For definiteness, I'll assume you're asking about planes in Euclidean space, either R3, or Rn with n≥4.
The intersection of two planes in R3 can be:
- Empty (if the planes are parallel and distinct);
- A line (the "generic" case of non-parallel planes); or
- A plane (if the planes coincide).
The tools needed for a proof are normally developed in a first linear
algebra course. The key points are that non-parallel planes in R3 intersect; the intersection is an "affine subspace" (a translate of a vector subspace); and if k≤2 denotes the dimension of a non-empty intersection, then the planes span an affine subspace of dimension 4−k≤3=dim(R3). That's why the intersection of two planes in R3 cannot be a point (k=0).
Any of the preceding can happen in Rn with n≥4, since R3 be be embedded as an affine subspace.
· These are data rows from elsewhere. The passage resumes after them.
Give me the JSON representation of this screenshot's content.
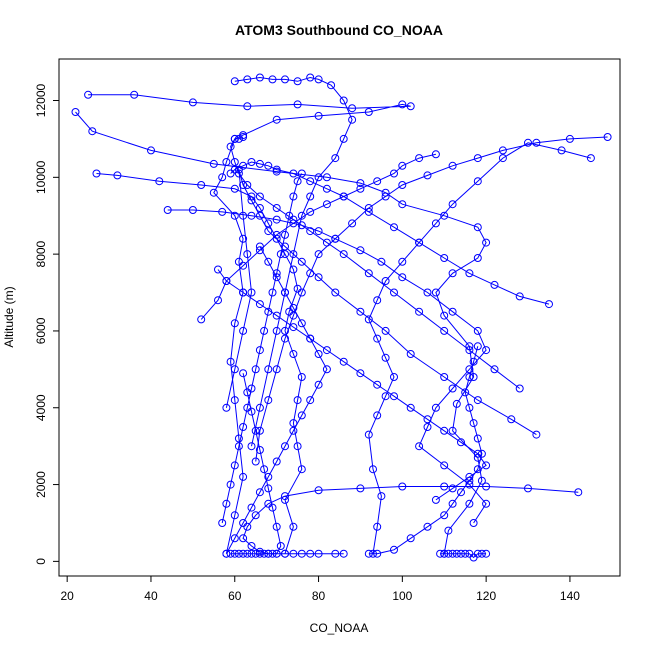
{
  "chart_data": {
    "type": "scatter",
    "title": "ATOM3 Southbound CO_NOAA",
    "xlabel": "CO_NOAA",
    "ylabel": "Altitude (m)",
    "xlim": [
      20,
      150
    ],
    "ylim": [
      0,
      12700
    ],
    "xticks": [
      20,
      40,
      60,
      80,
      100,
      120,
      140
    ],
    "yticks": [
      0,
      2000,
      4000,
      6000,
      8000,
      10000,
      12000
    ],
    "grid": false,
    "legend": "none",
    "color": "#0000ff",
    "marker": "open-circle",
    "connected": true,
    "series": [
      {
        "x": [
          25,
          36,
          50,
          63,
          75,
          88,
          102,
          100,
          92,
          80,
          70,
          62,
          60,
          58,
          57,
          55,
          60,
          62,
          61,
          62,
          60,
          59,
          60,
          61,
          62,
          60,
          58
        ],
        "y": [
          12150,
          12150,
          11950,
          11850,
          11900,
          11800,
          11850,
          11900,
          11700,
          11600,
          11500,
          11100,
          11000,
          10400,
          10000,
          9600,
          9000,
          8400,
          7800,
          7000,
          6200,
          5200,
          4200,
          3200,
          2200,
          1200,
          200
        ]
      },
      {
        "x": [
          22,
          26,
          40,
          55,
          70,
          82,
          90,
          96,
          100,
          110,
          118,
          120,
          118,
          112,
          108,
          110,
          116,
          117,
          113,
          112,
          118,
          119,
          116,
          111,
          110
        ],
        "y": [
          11700,
          11200,
          10700,
          10350,
          10150,
          10000,
          9850,
          9600,
          9300,
          9000,
          8700,
          8300,
          7900,
          7500,
          7000,
          6400,
          5600,
          4800,
          4100,
          3400,
          2700,
          2100,
          1500,
          800,
          200
        ]
      },
      {
        "x": [
          27,
          32,
          42,
          52,
          60,
          64,
          66,
          68,
          70,
          72,
          74,
          75,
          73,
          72,
          74,
          76,
          75,
          74,
          75,
          76,
          72,
          74,
          72
        ],
        "y": [
          10100,
          10050,
          9900,
          9800,
          9700,
          9500,
          9200,
          8800,
          8400,
          8000,
          7600,
          7100,
          6500,
          6000,
          5400,
          4800,
          4200,
          3600,
          3000,
          2400,
          1600,
          900,
          200
        ]
      },
      {
        "x": [
          44,
          50,
          57,
          64,
          70,
          76,
          80,
          84,
          90,
          95,
          100,
          106,
          112,
          118,
          120,
          116,
          112,
          108,
          106,
          104,
          110,
          116,
          120,
          117
        ],
        "y": [
          9150,
          9150,
          9100,
          9000,
          8900,
          8750,
          8600,
          8400,
          8100,
          7800,
          7400,
          7000,
          6500,
          6000,
          5500,
          5000,
          4500,
          4000,
          3500,
          3000,
          2500,
          2000,
          1500,
          1000
        ]
      },
      {
        "x": [
          60,
          63,
          66,
          69,
          72,
          75,
          78,
          80,
          83,
          86,
          88,
          86,
          84,
          80,
          78,
          76,
          74,
          72,
          70,
          68,
          66,
          64
        ],
        "y": [
          12500,
          12550,
          12600,
          12550,
          12550,
          12500,
          12600,
          12550,
          12400,
          12000,
          11500,
          11000,
          10500,
          10000,
          9500,
          9000,
          8000,
          7000,
          6000,
          5000,
          4000,
          3000
        ]
      },
      {
        "x": [
          149,
          140,
          132,
          124,
          118,
          112,
          106,
          100,
          96,
          92,
          88,
          84,
          80,
          78,
          76,
          74,
          72,
          70,
          68,
          66,
          65
        ],
        "y": [
          11050,
          11000,
          10900,
          10700,
          10500,
          10300,
          10050,
          9800,
          9500,
          9200,
          8800,
          8400,
          8000,
          7500,
          7000,
          6400,
          5800,
          5000,
          4200,
          3400,
          2600
        ]
      },
      {
        "x": [
          145,
          138,
          130,
          124,
          118,
          112,
          108,
          104,
          100,
          96,
          94,
          92,
          94,
          96,
          98,
          96,
          94,
          92,
          93,
          95,
          94,
          93
        ],
        "y": [
          10500,
          10700,
          10900,
          10500,
          9900,
          9300,
          8800,
          8300,
          7800,
          7300,
          6800,
          6300,
          5800,
          5300,
          4800,
          4300,
          3800,
          3300,
          2400,
          1700,
          900,
          200
        ]
      },
      {
        "x": [
          142,
          130,
          120,
          110,
          100,
          90,
          80,
          72,
          68,
          65,
          63,
          62,
          64,
          66,
          68,
          70,
          72,
          74,
          76,
          78,
          80,
          84,
          86
        ],
        "y": [
          1800,
          1900,
          1950,
          1950,
          1950,
          1900,
          1850,
          1700,
          1500,
          1200,
          900,
          600,
          400,
          250,
          200,
          200,
          200,
          200,
          200,
          200,
          200,
          200,
          200
        ]
      },
      {
        "x": [
          135,
          128,
          122,
          116,
          110,
          104,
          98,
          92,
          86,
          82,
          78,
          74,
          70,
          68,
          66,
          64,
          62,
          60,
          59
        ],
        "y": [
          6700,
          6900,
          7200,
          7500,
          7900,
          8300,
          8700,
          9100,
          9500,
          9700,
          9900,
          10100,
          10200,
          10300,
          10350,
          10400,
          10300,
          10200,
          10100
        ]
      },
      {
        "x": [
          132,
          126,
          118,
          110,
          102,
          96,
          90,
          84,
          80,
          76,
          72,
          68,
          66,
          64,
          62,
          61,
          62,
          63,
          64,
          62,
          60,
          58
        ],
        "y": [
          3300,
          3700,
          4200,
          4800,
          5400,
          6000,
          6500,
          7000,
          7400,
          7800,
          8200,
          8600,
          9000,
          9400,
          9800,
          10200,
          9000,
          8000,
          7000,
          6000,
          5000,
          4000
        ]
      },
      {
        "x": [
          128,
          122,
          116,
          110,
          104,
          98,
          92,
          86,
          82,
          78,
          74,
          70,
          66,
          63,
          61,
          60,
          59,
          60,
          61,
          62
        ],
        "y": [
          4500,
          5000,
          5500,
          6000,
          6500,
          7000,
          7500,
          8000,
          8300,
          8600,
          8900,
          9200,
          9500,
          9800,
          10100,
          10400,
          10800,
          11000,
          11000,
          11050
        ]
      },
      {
        "x": [
          52,
          56,
          58,
          62,
          66,
          70,
          74,
          78,
          82,
          86,
          90,
          94,
          98,
          100,
          104,
          108
        ],
        "y": [
          6300,
          6800,
          7300,
          7700,
          8100,
          8500,
          8800,
          9100,
          9300,
          9500,
          9700,
          9900,
          10100,
          10300,
          10500,
          10600
        ]
      },
      {
        "x": [
          58,
          60,
          62,
          64,
          66,
          68,
          70,
          72,
          74,
          76,
          78,
          80,
          82,
          80,
          78,
          76,
          74,
          72,
          70,
          68,
          66
        ],
        "y": [
          200,
          600,
          1000,
          1400,
          1800,
          2200,
          2600,
          3000,
          3400,
          3800,
          4200,
          4600,
          5000,
          5400,
          5800,
          6200,
          6600,
          7000,
          7400,
          7800,
          8200
        ]
      },
      {
        "x": [
          57,
          58,
          59,
          60,
          61,
          62,
          63,
          64,
          65,
          66,
          67,
          68,
          69,
          70,
          71,
          72,
          73,
          74,
          75,
          76
        ],
        "y": [
          1000,
          1500,
          2000,
          2500,
          3000,
          3500,
          4000,
          4500,
          5000,
          5500,
          6000,
          6500,
          7000,
          7500,
          8000,
          8500,
          9000,
          9500,
          9900,
          10100
        ]
      },
      {
        "x": [
          59,
          60,
          61,
          62,
          63,
          64,
          65,
          66,
          67,
          68,
          69,
          70,
          71,
          70,
          69,
          68,
          67,
          66,
          65,
          64,
          63,
          62
        ],
        "y": [
          200,
          200,
          200,
          200,
          200,
          200,
          200,
          200,
          200,
          200,
          200,
          200,
          400,
          900,
          1400,
          1900,
          2400,
          2900,
          3400,
          3900,
          4400,
          4900
        ]
      },
      {
        "x": [
          92,
          94,
          98,
          102,
          106,
          110,
          112,
          114,
          116,
          118,
          119,
          118,
          117,
          116,
          115,
          116,
          117,
          118
        ],
        "y": [
          200,
          200,
          300,
          600,
          900,
          1200,
          1500,
          1800,
          2100,
          2400,
          2800,
          3200,
          3600,
          4000,
          4400,
          4800,
          5200,
          5600
        ]
      },
      {
        "x": [
          109,
          110,
          111,
          112,
          113,
          114,
          115,
          116,
          117,
          118,
          119,
          120
        ],
        "y": [
          200,
          200,
          200,
          200,
          200,
          200,
          200,
          200,
          100,
          200,
          200,
          200
        ]
      },
      {
        "x": [
          56,
          58,
          62,
          66,
          70,
          74,
          78,
          82,
          86,
          90,
          94,
          98,
          102,
          106,
          110,
          114,
          118,
          120,
          116,
          112,
          108
        ],
        "y": [
          7600,
          7300,
          7000,
          6700,
          6400,
          6100,
          5800,
          5500,
          5200,
          4900,
          4600,
          4300,
          4000,
          3700,
          3400,
          3100,
          2800,
          2500,
          2200,
          1900,
          1600
        ]
      }
    ]
  }
}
But now there are additional possibilities:
- The planes
P1={(x1,x2,0,0):x1,x2 real},P2={(0,0,x3,x4):x3,x4 real}
intersect at the origin, and nowhere else. - The planes P1 and
P3={(0,x2,1,x4):x2,x4 real}
are not parallel (in the sense that neither is a translate of the other), but they do not intersect.
The planes P1 and P3 are "partially parallel" in the sense that there exist parallel lines ℓ1⊂P1 and ℓ3⊂P3. This turns out to be true for every pair of disjoint planes in R4.
In R5, there exist "totally skew" planes, such as
P4={(x1,x2,0,0,0)},P5=(0,0,1,x4,x5)}